As a child, I wasn't brought up watching cartoons or animated movies. I grew up with basketball, boxing, wrestling and action films on the boob tube. My only chance to watch a non-violent movie is when my father is not in the mood to watch Hulk Hogan slams Undertaker.
It's when I grew older when I began to appreciate animated films in their wondrous cinematography and dazzling cinema effects. There is something magical in it that entice both young and old to take on its wild, wind in your hair adventure.
Apart from the tummy-aching laughs, most animated movies I've seen pitched some moral lessons I learn to value over the years.
Last Saturday (my usual movie day) I watched How To Train Your Dragon in DVD. I'm not sure if that movie has been released here in the Philippines. Coz if it was, and I wasn't able to catch, then I really hate myself for missing it on 3D.
It all started in a village lived by sturdy, ass-kicking Vikings and a nerdy kid named Hiccup. They're at war, pretty much all the time, with fire-spitting dragons who raid their homes, snatch their livestock and leave anything in sight on fire.
Hiccup is the son of a Viking leader who has no fervor in slaying dragons. When he found a wounded dragon in the woods, whom he named Toothless afterwards, he befriended it, healed it, fed it and learned to fly with it.

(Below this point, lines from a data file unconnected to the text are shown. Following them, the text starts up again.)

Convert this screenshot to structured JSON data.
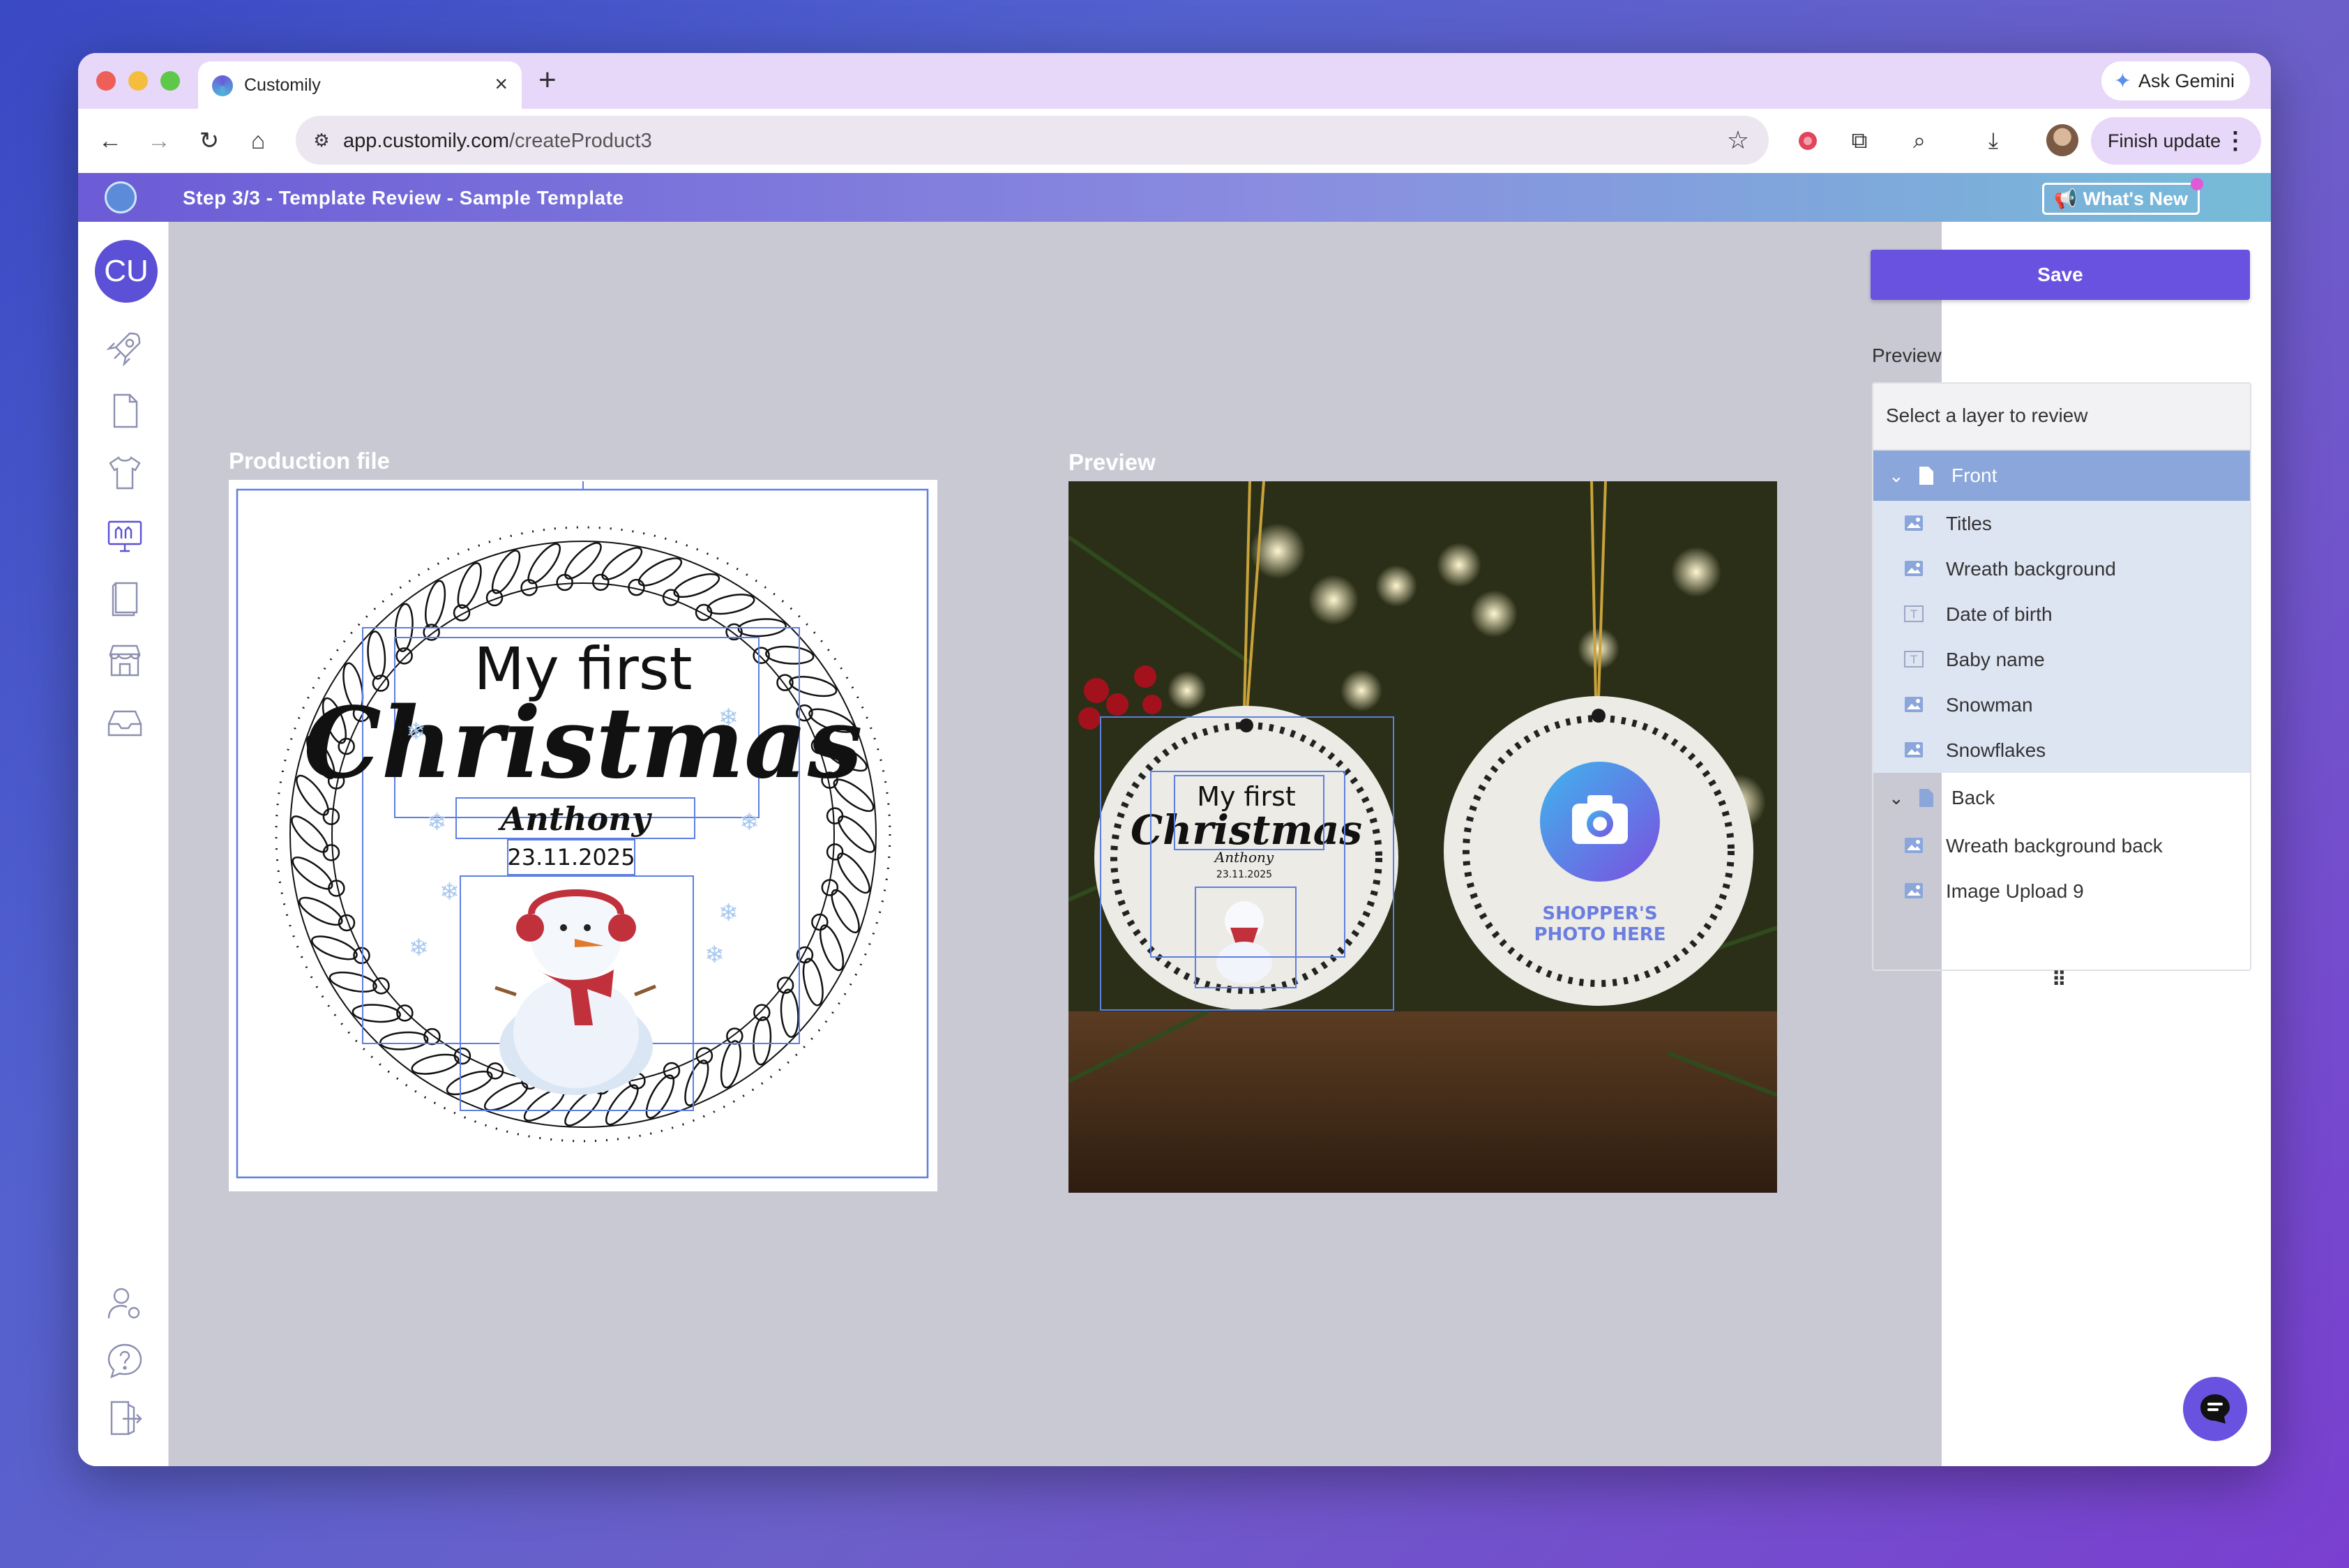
{
  "browser": {
    "tab_title": "Customily",
    "tab_close": "×",
    "new_tab": "+",
    "ask_gemini": "Ask Gemini",
    "url_host": "app.customily.com",
    "url_path": "/createProduct3",
    "finish_update": "Finish update"
  },
  "app": {
    "step_title": "Step 3/3 - Template Review - Sample Template",
    "whats_new": "What's New",
    "user_initials": "CU"
  },
  "canvas": {
    "production_label": "Production file",
    "preview_label": "Preview",
    "design": {
      "title_line1": "My first",
      "title_line2": "Christmas",
      "baby_name": "Anthony",
      "date_of_birth": "23.11.2025"
    },
    "ornament_back_text_line1": "SHOPPER'S",
    "ornament_back_text_line2": "PHOTO HERE"
  },
  "panel": {
    "save_label": "Save",
    "preview_title": "Preview",
    "select_hint": "Select a layer to review",
    "groups": [
      {
        "name": "Front",
        "selected": true,
        "items": [
          {
            "name": "Titles",
            "icon": "image-icon"
          },
          {
            "name": "Wreath background",
            "icon": "image-icon"
          },
          {
            "name": "Date of birth",
            "icon": "text-icon"
          },
          {
            "name": "Baby name",
            "icon": "text-icon"
          },
          {
            "name": "Snowman",
            "icon": "image-icon"
          },
          {
            "name": "Snowflakes",
            "icon": "image-icon"
          }
        ]
      },
      {
        "name": "Back",
        "selected": false,
        "items": [
          {
            "name": "Wreath background back",
            "icon": "image-icon"
          },
          {
            "name": "Image Upload 9",
            "icon": "image-upload-icon"
          }
        ]
      }
    ]
  },
  "colors": {
    "accent": "#6a52e0",
    "selected_layer": "#8aa6da",
    "canvas_bg": "#c9c9d4"
  }
}
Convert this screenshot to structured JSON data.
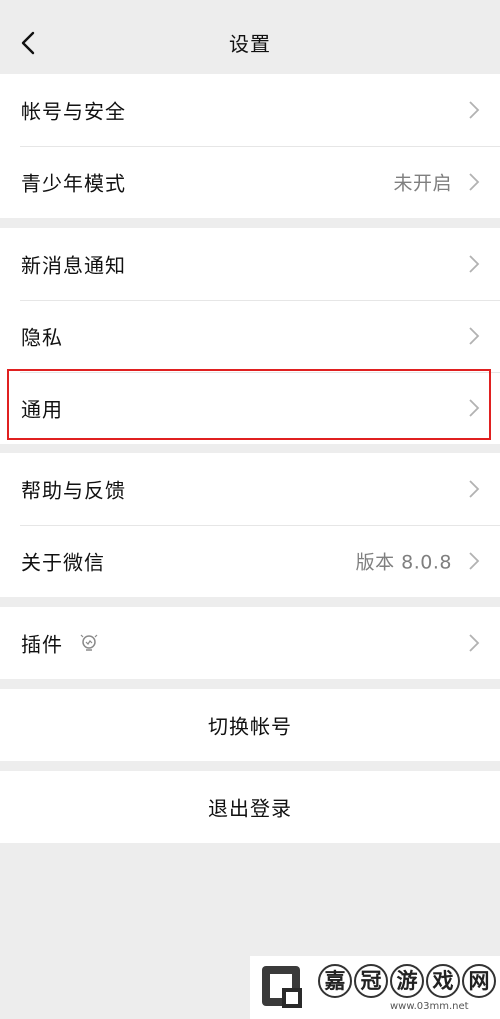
{
  "header": {
    "title": "设置"
  },
  "groups": {
    "account": [
      {
        "label": "帐号与安全",
        "value": ""
      },
      {
        "label": "青少年模式",
        "value": "未开启"
      }
    ],
    "notify": [
      {
        "label": "新消息通知",
        "value": ""
      },
      {
        "label": "隐私",
        "value": ""
      },
      {
        "label": "通用",
        "value": ""
      }
    ],
    "about": [
      {
        "label": "帮助与反馈",
        "value": ""
      },
      {
        "label": "关于微信",
        "value": "版本 8.0.8"
      }
    ],
    "plugins": [
      {
        "label": "插件",
        "value": ""
      }
    ]
  },
  "actions": {
    "switch_account": "切换帐号",
    "logout": "退出登录"
  },
  "watermark": {
    "chars": [
      "嘉",
      "冠",
      "游",
      "戏",
      "网"
    ],
    "url": "www.03mm.net"
  },
  "colors": {
    "background": "#ededed",
    "highlight": "#e02020"
  }
}
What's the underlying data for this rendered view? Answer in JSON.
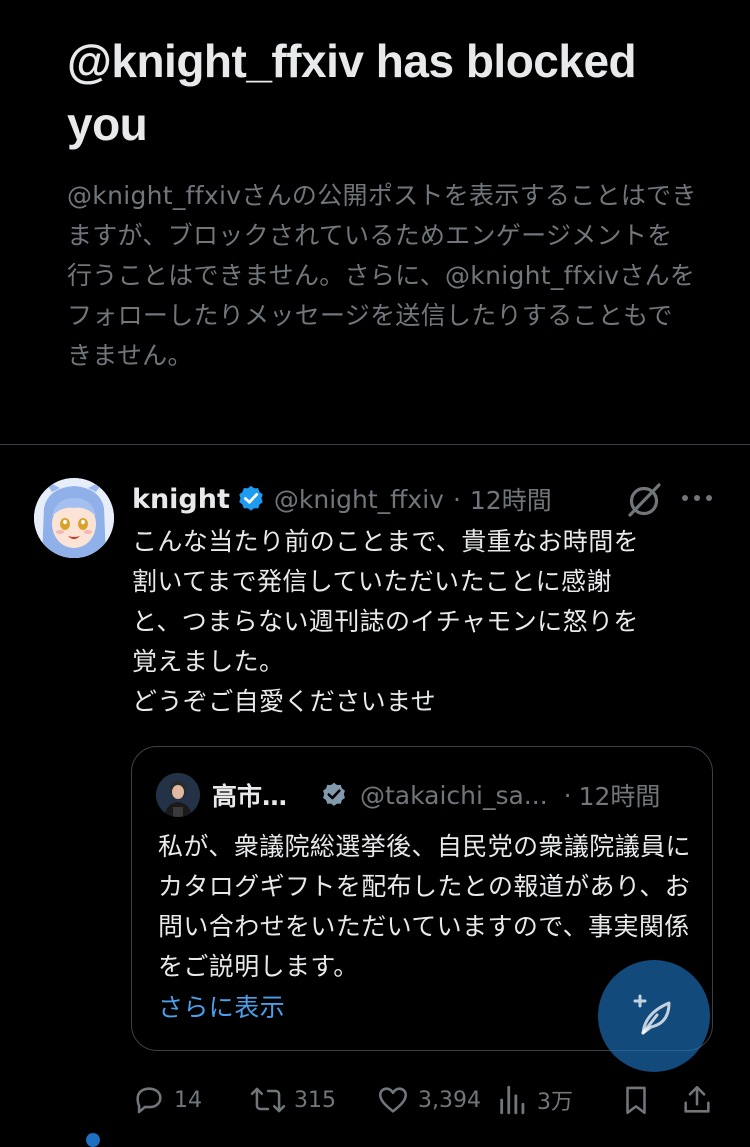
{
  "blocked": {
    "title": "@knight_ffxiv has blocked you",
    "description": "@knight_ffxivさんの公開ポストを表示することはできますが、ブロックされているためエンゲージメントを行うことはできません。さらに、@knight_ffxivさんをフォローしたりメッセージを送信したりすることもできません。"
  },
  "tweet": {
    "display_name": "knight",
    "handle": "@knight_ffxiv",
    "separator": "·",
    "time": "12時間",
    "text": "こんな当たり前のことまで、貴重なお時間を\n割いてまで発信していただいたことに感謝\nと、つまらない週刊誌のイチャモンに怒りを\n覚えました。\nどうぞご自愛くださいませ",
    "quote": {
      "display_name": "高市…",
      "handle": "@takaichi_sa...",
      "separator": "·",
      "time": "12時間",
      "text": "私が、衆議院総選挙後、自民党の衆議院議員にカタログギフトを配布したとの報道があり、お問い合わせをいただいていますので、事実関係をご説明します。",
      "show_more": "さらに表示"
    },
    "actions": {
      "replies": "14",
      "reposts": "315",
      "likes": "3,394",
      "views": "3万"
    }
  },
  "colors": {
    "background": "#000000",
    "primary_text": "#e7e9ea",
    "secondary_text": "#71767b",
    "link": "#4c9fea",
    "verified": "#1d9bf0",
    "fab": "#1d78c8"
  },
  "icons": {
    "verified": "verified-badge-icon",
    "grok": "grok-icon",
    "more": "more-icon",
    "reply": "reply-icon",
    "repost": "repost-icon",
    "like": "heart-icon",
    "views": "views-icon",
    "bookmark": "bookmark-icon",
    "share": "share-icon",
    "compose": "compose-icon"
  }
}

The movie is packed with terrific flying sequences. It serves a moral lesson that revolves around ignorance, of the two species that truly hate each other without knowing fully why. It is a heartwarming story of courage, friendship, overcoming ignorance and hatred. It is about peace, of how two different species come together.
One thing I like about this film is that it captures your imagination and makes you feel whatever you're feeling. But in the end, it gives you a happy glow and makes you delightfully satisfied.
*******
Come Sunday....
After debating over Shrek or Prince of Persia, I finally came to a concerted decision...
Shrek!
Yes. Shrek, Donkey, Puss in Boots win all the time. I just loooove this trio that I can't trade the final chapter for Prince of Persia or Robinhood.
In this sequel, Shrek is feeling bored and over domesticated. He misses his roar, those times when the villagers were afraid of him, those mud-dipping and all those ogre mojo stuff.
So he signed a deal with Rumpelstiltskin for a day to become a real ogre. As expected, the pact goes awry and Shrek is confronted with what life would be in Far Far Away if he had never existed.
Okay.
I'm not going to talk about moral of the story here. I just figured that ogres too go through midlife or quarterlife crisis like most of us do hahaha! Seriously, there are times when we silently wished we could have taken a different turn and wondered what life would like be. Sometimes we felt trapped and bored in our present situation that we wished to go back to those times when everything in the world makes sense (the last 6 words I got from the movie).
And when we get that chance to go in that direction, to do what we thought we like to do, to finally have that moment we've been waiting for... Bang! It hit us. It hit us like roaring thunder that everything we wanted to have, everything we wanted to feel was there all along. We already have it but we refuse to see. We refuse to acknowledge coz we keep on looking back thus we fail to value what is right there in front of us. It would take a single twist of fate before we come to realize that we are complete.
We just have to learn to be grateful. Welcome change like welcoming a brand new day. Appreciation is all it takes.
The movie was not after all uber hilarious unlike the previous sequels. But somewhere in the twisted life of the characters you can see a faint reflection of yourself.